The Clintoncucks screamed their pre-rehearsed slogans, "NOT MY PRESIDENT!" "NO TRUMP, NO KKK, NO FASCIST USA", and "THE PEOPLE UNITED, WILL NEVER BE DIVIDED!" unthinking and uncritical of their own beliefs, assuming anyone who disagreed were part of some nebulous conspiracy. It was later discovered by Cato Institute scientists that the slogans, when translated from Sheep language to English, really say, "I am a LOVESLAVE of the DEMIURGE, I spit on the MONAD."

The "Women's" "March"[edit | edit source]

Actually pretty comfortable, not that I would know.

Hillary (((Clinton))), angry that the great masses of the American people had not fallen for her vixen charms and MKULTRA pheremones, ordered her loyal flock of sheepgoats to march on Washington, to protest Trump's righteousness and moral certitude. The Jezebel Queen made sure every news network, from MSNBC to the Clinton News Network covered these women's cunty cavorting. The False fake news called it a "Women's March Against Trump", not knowing that Trump is the best women lover in U.S History. Who hasn't wanted spear themselves with Golden Don's Towering Rod?

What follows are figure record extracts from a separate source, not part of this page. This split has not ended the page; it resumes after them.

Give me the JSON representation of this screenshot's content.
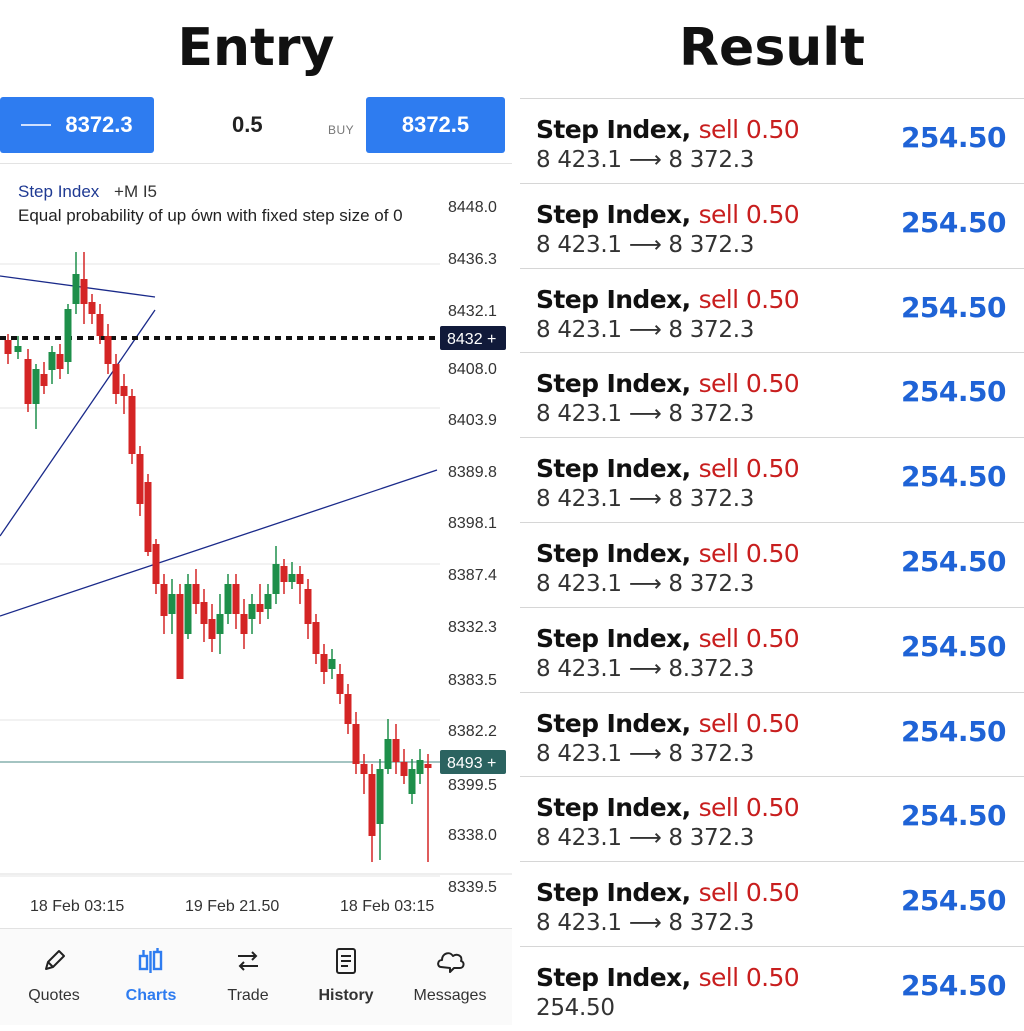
{
  "headings": {
    "entry": "Entry",
    "result": "Result"
  },
  "trade_bar": {
    "sell_price": "8372.3",
    "volume": "0.5",
    "buy_label": "BUY",
    "buy_price": "8372.5"
  },
  "chart": {
    "symbol": "Step Index",
    "timeframe": "+M I5",
    "description": "Equal probability of up ówn with fixed step size of 0",
    "price_labels": [
      "8448.0",
      "8436.3",
      "8432.1",
      "8408.0",
      "8403.9",
      "8389.8",
      "8398.1",
      "8387.4",
      "8332.3",
      "8383.5",
      "8382.2",
      "8399.5",
      "8338.0",
      "8339.5"
    ],
    "markers": [
      {
        "text": "8432 +",
        "color": "#111a3a"
      },
      {
        "text": "8493 +",
        "color": "#2b6360"
      }
    ],
    "time_labels": [
      "18 Feb 03:15",
      "19 Feb 21.50",
      "18 Feb 03:15"
    ],
    "colors": {
      "up": "#1e8f4a",
      "down": "#d42525",
      "trendline": "#1a2a8a"
    }
  },
  "nav": [
    {
      "label": "Quotes",
      "icon": "pencil-icon"
    },
    {
      "label": "Charts",
      "icon": "charts-icon"
    },
    {
      "label": "Trade",
      "icon": "trade-arrows-icon"
    },
    {
      "label": "History",
      "icon": "history-icon"
    },
    {
      "label": "Messages",
      "icon": "messages-icon"
    }
  ],
  "results": [
    {
      "symbol": "Step Index,",
      "side": "sell 0.50",
      "detail": "8 423.1 ⟶ 8 372.3",
      "profit": "254.50"
    },
    {
      "symbol": "Step Index,",
      "side": "sell 0.50",
      "detail": "8 423.1 ⟶ 8 372.3",
      "profit": "254.50"
    },
    {
      "symbol": "Step Index,",
      "side": "sell 0.50",
      "detail": "8 423.1 ⟶ 8 372.3",
      "profit": "254.50"
    },
    {
      "symbol": "Step Index,",
      "side": "sell 0.50",
      "detail": "8 423.1 ⟶ 8 372.3",
      "profit": "254.50"
    },
    {
      "symbol": "Step Index,",
      "side": "sell 0.50",
      "detail": "8 423.1 ⟶ 8 372.3",
      "profit": "254.50"
    },
    {
      "symbol": "Step Index,",
      "side": "sell 0.50",
      "detail": "8 423.1 ⟶ 8 372.3",
      "profit": "254.50"
    },
    {
      "symbol": "Step Index,",
      "side": "sell 0.50",
      "detail": "8 423.1 ⟶ 8.372.3",
      "profit": "254.50"
    },
    {
      "symbol": "Step Index,",
      "side": "sell 0.50",
      "detail": "8 423.1 ⟶ 8 372.3",
      "profit": "254.50"
    },
    {
      "symbol": "Step Index,",
      "side": "sell 0.50",
      "detail": "8 423.1 ⟶ 8 372.3",
      "profit": "254.50"
    },
    {
      "symbol": "Step Index,",
      "side": "sell 0.50",
      "detail": "8 423.1 ⟶ 8 372.3",
      "profit": "254.50"
    },
    {
      "symbol": "Step Index,",
      "side": "sell 0.50",
      "detail": "254.50",
      "profit": "254.50"
    }
  ]
}
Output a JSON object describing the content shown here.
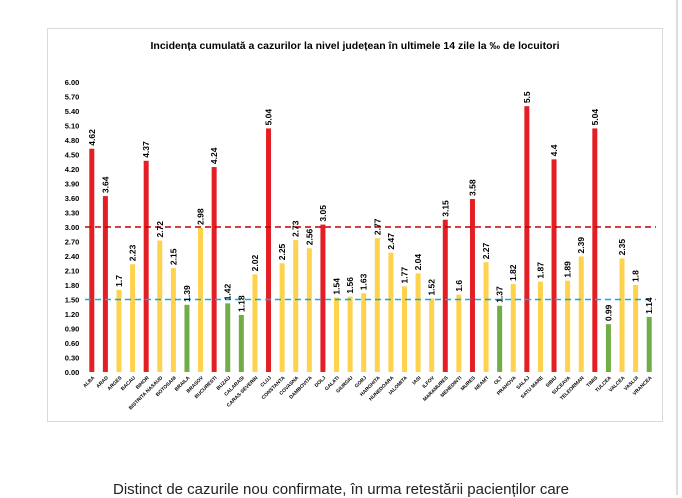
{
  "chart_data": {
    "type": "bar",
    "title": "Incidența cumulată a cazurilor la nivel județean în ultimele 14 zile la ‰ de locuitori",
    "xlabel": "",
    "ylabel": "",
    "ylim": [
      0,
      6
    ],
    "yticks": [
      "0.00",
      "0.30",
      "0.60",
      "0.90",
      "1.20",
      "1.50",
      "1.80",
      "2.10",
      "2.40",
      "2.70",
      "3.00",
      "3.30",
      "3.60",
      "3.90",
      "4.20",
      "4.50",
      "4.80",
      "5.10",
      "5.40",
      "5.70",
      "6.00"
    ],
    "categories": [
      "ALBA",
      "ARAD",
      "ARGES",
      "BACAU",
      "BIHOR",
      "BISTRITA NASAUD",
      "BOTOSANI",
      "BRAILA",
      "BRASOV",
      "BUCURESTI",
      "BUZAU",
      "CALARASI",
      "CARAS-SEVERIN",
      "CLUJ",
      "CONSTANTA",
      "COVASNA",
      "DAMBOVITA",
      "DOLJ",
      "GALATI",
      "GIURGIU",
      "GORJ",
      "HARGHITA",
      "HUNEDOARA",
      "IALOMITA",
      "IASI",
      "ILFOV",
      "MARAMURES",
      "MEHEDINTI",
      "MURES",
      "NEAMT",
      "OLT",
      "PRAHOVA",
      "SALAJ",
      "SATU MARE",
      "SIBIU",
      "SUCEAVA",
      "TELEORMAN",
      "TIMIS",
      "TULCEA",
      "VALCEA",
      "VASLUI",
      "VRANCEA"
    ],
    "values": [
      4.62,
      3.64,
      1.7,
      2.23,
      4.37,
      2.72,
      2.15,
      1.39,
      2.98,
      4.24,
      1.42,
      1.18,
      2.02,
      5.04,
      2.25,
      2.73,
      2.56,
      3.05,
      1.54,
      1.56,
      1.63,
      2.77,
      2.47,
      1.77,
      2.04,
      1.52,
      3.15,
      1.6,
      3.58,
      2.27,
      1.37,
      1.82,
      5.5,
      1.87,
      4.4,
      1.89,
      2.39,
      5.04,
      0.99,
      2.35,
      1.8,
      1.14
    ],
    "value_labels": [
      "4.62",
      "3.64",
      "1.7",
      "2.23",
      "4.37",
      "2.72",
      "2.15",
      "1.39",
      "2.98",
      "4.24",
      "1.42",
      "1.18",
      "2.02",
      "5.04",
      "2.25",
      "2.73",
      "2.56",
      "3.05",
      "1.54",
      "1.56",
      "1.63",
      "2.77",
      "2.47",
      "1.77",
      "2.04",
      "1.52",
      "3.15",
      "1.6",
      "3.58",
      "2.27",
      "1.37",
      "1.82",
      "5.5",
      "1.87",
      "4.4",
      "1.89",
      "2.39",
      "5.04",
      "0.99",
      "2.35",
      "1.8",
      "1.14"
    ],
    "thresholds": [
      {
        "name": "red-threshold",
        "value": 3.0,
        "color": "#c00000"
      },
      {
        "name": "yellow-threshold",
        "value": 1.5,
        "color": "#00b0f0"
      }
    ],
    "colors": {
      "red": "#e31e24",
      "yellow": "#ffd24d",
      "green": "#70ad47",
      "axis_text": "#000000"
    }
  },
  "caption": "Distinct de cazurile nou confirmate, în urma retestării pacienților care"
}
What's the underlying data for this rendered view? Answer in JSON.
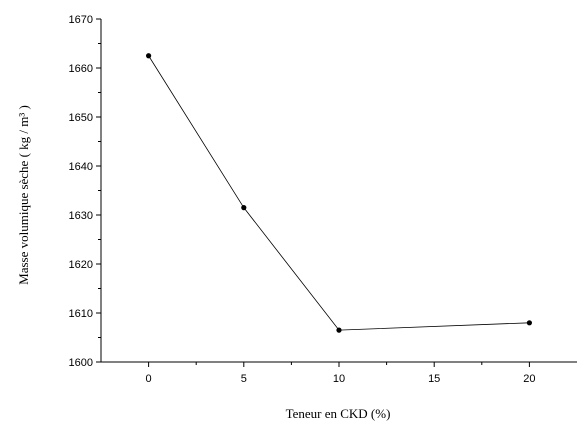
{
  "chart_data": {
    "type": "line",
    "xlabel": "Teneur en CKD (%)",
    "ylabel": "Masse  volumique sèche (  kg / m³ )",
    "xlim": [
      -2.5,
      22.5
    ],
    "ylim": [
      1600,
      1670
    ],
    "x_ticks": [
      0,
      5,
      10,
      15,
      20
    ],
    "y_ticks": [
      1600,
      1610,
      1620,
      1630,
      1640,
      1650,
      1660,
      1670
    ],
    "grid": false,
    "series": [
      {
        "x": [
          0,
          5,
          10,
          20
        ],
        "y": [
          1662.5,
          1631.5,
          1606.5,
          1608
        ]
      }
    ]
  }
}
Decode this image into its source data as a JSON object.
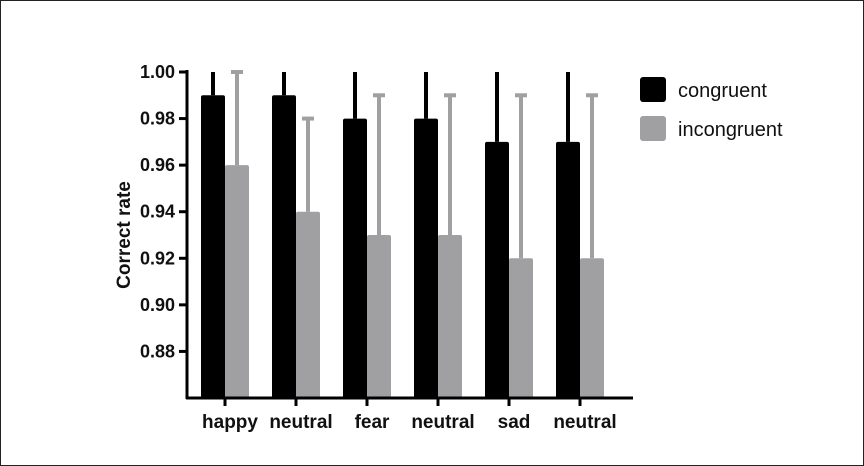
{
  "chart_data": {
    "type": "bar",
    "categories": [
      "happy",
      "neutral",
      "fear",
      "neutral",
      "sad",
      "neutral"
    ],
    "series": [
      {
        "name": "congruent",
        "color": "#000000",
        "values": [
          0.99,
          0.99,
          0.98,
          0.98,
          0.97,
          0.97
        ],
        "error_upper": [
          1.0,
          1.0,
          1.0,
          1.0,
          1.0,
          1.0
        ]
      },
      {
        "name": "incongruent",
        "color": "#a0a0a2",
        "values": [
          0.96,
          0.94,
          0.93,
          0.93,
          0.92,
          0.92
        ],
        "error_upper": [
          1.0,
          0.98,
          0.99,
          0.99,
          0.99,
          0.99
        ]
      }
    ],
    "xlabel": "",
    "ylabel": "Correct rate",
    "ylim": [
      0.86,
      1.0
    ],
    "yticks": [
      "0.88",
      "0.90",
      "0.92",
      "0.94",
      "0.96",
      "0.98",
      "1.00"
    ],
    "grid": false,
    "legend_position": "top-right"
  }
}
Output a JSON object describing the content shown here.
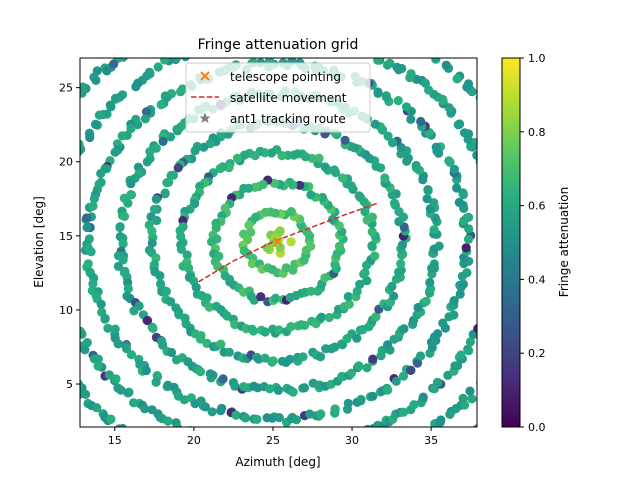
{
  "chart_data": {
    "type": "scatter",
    "title": "Fringe attenuation grid",
    "xlabel": "Azimuth [deg]",
    "ylabel": "Elevation [deg]",
    "xlim": [
      12.8,
      37.9
    ],
    "ylim": [
      2.1,
      27.0
    ],
    "xticks": [
      15,
      20,
      25,
      30,
      35
    ],
    "yticks": [
      5,
      10,
      15,
      20,
      25
    ],
    "grid": false,
    "colormap": "viridis",
    "colorbar": {
      "label": "Fringe attenuation",
      "range": [
        0.0,
        1.0
      ],
      "ticks": [
        0.0,
        0.2,
        0.4,
        0.6,
        0.8,
        1.0
      ],
      "tick_labels": [
        "0.0",
        "0.2",
        "0.4",
        "0.6",
        "0.8",
        "1.0"
      ]
    },
    "scatter_pattern": {
      "center": [
        25.3,
        14.6
      ],
      "ring_spacing_deg": 2.0,
      "attenuation_center": 0.8,
      "attenuation_outer": 0.55
    },
    "telescope_pointing": {
      "x": 25.3,
      "y": 14.6
    },
    "satellite_movement": {
      "x": [
        20.3,
        22.5,
        25.0,
        27.5,
        29.5,
        31.6
      ],
      "y": [
        11.9,
        13.3,
        14.6,
        15.6,
        16.4,
        17.2
      ]
    },
    "legend": {
      "placement": "upper center",
      "entries": [
        {
          "label": "telescope pointing",
          "marker": "x",
          "color": "#ff7f0e"
        },
        {
          "label": "satellite movement",
          "marker": "dashed-line",
          "color": "#d62728"
        },
        {
          "label": "ant1 tracking route",
          "marker": "star",
          "color": "#7f7f7f"
        }
      ]
    }
  }
}
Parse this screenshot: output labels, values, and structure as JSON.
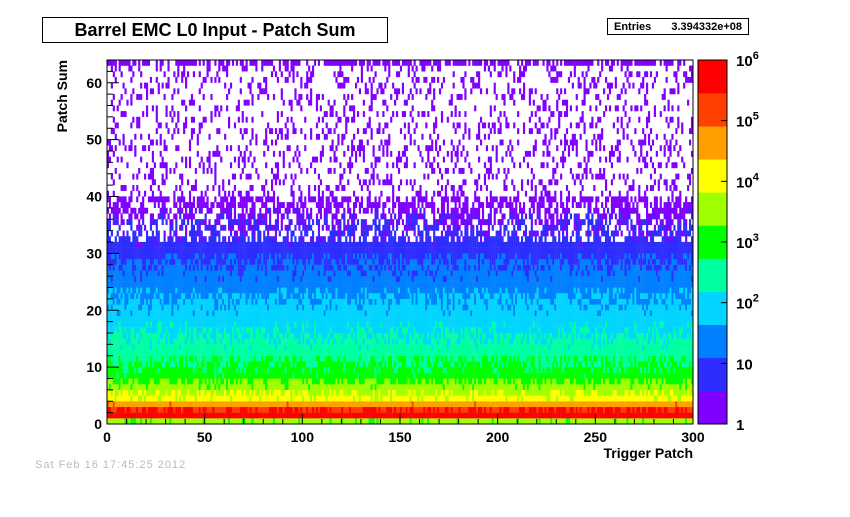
{
  "chart_data": {
    "type": "heatmap",
    "title": "Barrel EMC L0 Input - Patch Sum",
    "xlabel": "Trigger Patch",
    "ylabel": "Patch Sum",
    "xlim": [
      0,
      300
    ],
    "ylim": [
      0,
      64
    ],
    "x_ticks": [
      "0",
      "50",
      "100",
      "150",
      "200",
      "250",
      "300"
    ],
    "y_ticks": [
      "0",
      "10",
      "20",
      "30",
      "40",
      "50",
      "60"
    ],
    "z_scale": "log",
    "z_range": [
      1,
      1000000
    ],
    "colorbar_labels": [
      {
        "base": "1",
        "exp": ""
      },
      {
        "base": "10",
        "exp": ""
      },
      {
        "base": "10",
        "exp": "2"
      },
      {
        "base": "10",
        "exp": "3"
      },
      {
        "base": "10",
        "exp": "4"
      },
      {
        "base": "10",
        "exp": "5"
      },
      {
        "base": "10",
        "exp": "6"
      }
    ],
    "colors": [
      "#7f00ff",
      "#2d2dff",
      "#0080ff",
      "#00d4ff",
      "#00ffa0",
      "#00ff00",
      "#a0ff00",
      "#ffff00",
      "#ffa000",
      "#ff4000",
      "#ff0000"
    ],
    "grid": false,
    "legend": "none",
    "approx_profile": [
      {
        "patch_sum": 0,
        "counts": 3000
      },
      {
        "patch_sum": 1,
        "counts": 1000000
      },
      {
        "patch_sum": 2,
        "counts": 300000
      },
      {
        "patch_sum": 4,
        "counts": 10000
      },
      {
        "patch_sum": 8,
        "counts": 1000
      },
      {
        "patch_sum": 14,
        "counts": 200
      },
      {
        "patch_sum": 20,
        "counts": 60
      },
      {
        "patch_sum": 30,
        "counts": 8
      },
      {
        "patch_sum": 40,
        "counts": 1.5
      },
      {
        "patch_sum": 50,
        "counts": 1
      },
      {
        "patch_sum": 63,
        "counts": 1
      }
    ]
  },
  "stats": {
    "entries_label": "Entries",
    "entries_value": "3.394332e+08"
  },
  "footer": {
    "timestamp": "Sat Feb 16 17:45:25 2012"
  }
}
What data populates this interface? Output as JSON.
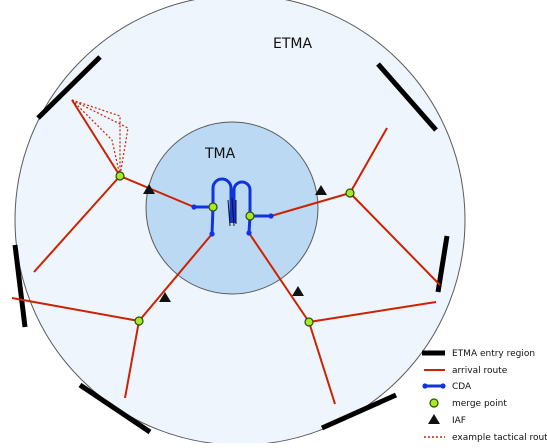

A flood of Christmas Cake women, with their stupid hats which make you look like gay Batman, poured into the streets of America's capital, screaming inane things like, "Women are People!" and "Presidents Shouldn't Rape Women!" Then came the entourage of irrelevant celebrities, spouting more of the same Marxist propaganda they teach at Hollywood School. Then came the Mobile Abortion Vans, harvesting the souls of unborn infants to feed Hillary Clinton's dark essence.

First came Ashley Judd (who was pretty cute in Someone Like You but she let herself go because that's what feminists do because they suck fuck you feminism), screaming about stupid women stuff like vagina poems and feelings. Then came Michael Moore (actually a heavy lady named Gloria sewn inside a Michael Moore suit) spewing more "Global Warming" and Anti-Trump garbage. Then came Madonna, who threatened to blow up the White House and kill Tiffany Trump personally, and finally Alicia Keys and other members of the Illuminati, singing their siren songs that dull you into a trancelike state so the DEEP STATE can fill your brain with Soybeans and GMOs.

Reception[edit | edit source]

The 2017 Women's March is universally considered to be a sham and a joke by my circle of internet friends. I've spent countless hours perusing the comments sections of alt-right pundit videos, searching for light in a cold, cold world, and they all say they're all full of shit. What more do you need?